Como vemos, a verdadeira viúva do Euclides da Cunha assassinado foi a Amazônia. Que ficou sozinha. Nunca mais ninguém cuidou dela com amor. Há pouco tempo surgiu alguma esperança. Foi quando apareceu, à frente do Ministério para ele criado do Meio Ambiente e da Amazônia Legal, um homem que parecia talhado para fazer cumprir o que Euclides desejava.
Não diríamos que o embaixador Rubens Ricupero tenha exatamente longas barbas emaranhadas e trágicas. Ou tratou de escanhoá-las. O tipo ascético ficou e em janeiro deste ano, quando ministro da Amazônia, deu conta do que fazia pela imprensa, em artigo assinado:
"A vocação da Amazônia não é ser `o primo pobre' do Brasil. O Brasil tem na Amazônia um instrumento, um formidável trunfo para o seu desenvolvimento sustentável integral. Nada seremos se relegarmos a região ao esquecimento ou aos erros do passado. Existe vontade política. Cabe agora, nos próximos meses, convertê-la em impulso para iniciar..."
Não deu para iniciar nada.

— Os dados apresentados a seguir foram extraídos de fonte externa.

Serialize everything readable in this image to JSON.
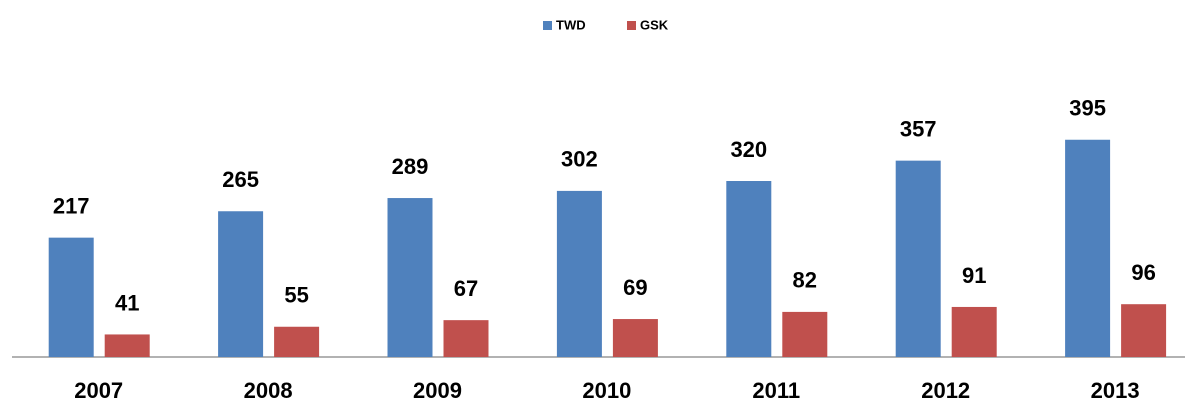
{
  "chart_data": {
    "type": "bar",
    "categories": [
      "2007",
      "2008",
      "2009",
      "2010",
      "2011",
      "2012",
      "2013"
    ],
    "series": [
      {
        "name": "TWD",
        "color": "#4f81bd",
        "values": [
          217,
          265,
          289,
          302,
          320,
          357,
          395
        ]
      },
      {
        "name": "GSK",
        "color": "#c0504d",
        "values": [
          41,
          55,
          67,
          69,
          82,
          91,
          96
        ]
      }
    ],
    "ylim": [
      0,
      400
    ],
    "legend": "top"
  }
}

Neste país, que Osvaldo Aranha dizia que era "um deserto de homens e de idéias", quando aparece um homem, e sobretudo se esse homem tem uma idéia, as forças ocultas de Jânio Quadros tratam logo de emasculá-lo e de lhe tirar a idéia da cabeça.
Antes que Fernando Henrique pudesse concretizar seu Plano Real, puseram-no na estrada e na buchada de bode. Antes que Rubens Ricupero consolidasse seu plano amazônico puseram-no à cabeceira do mofino Real, e, para que não haja nenhuma dúvida quanto à sua disponibilidade amazônica, fica estabelecido que em 1995 ele será o representante do Brasil no Gatt, no exterior, bem longe daqui.
Viúva de Euclides, a Amazônia para sempre viúva será.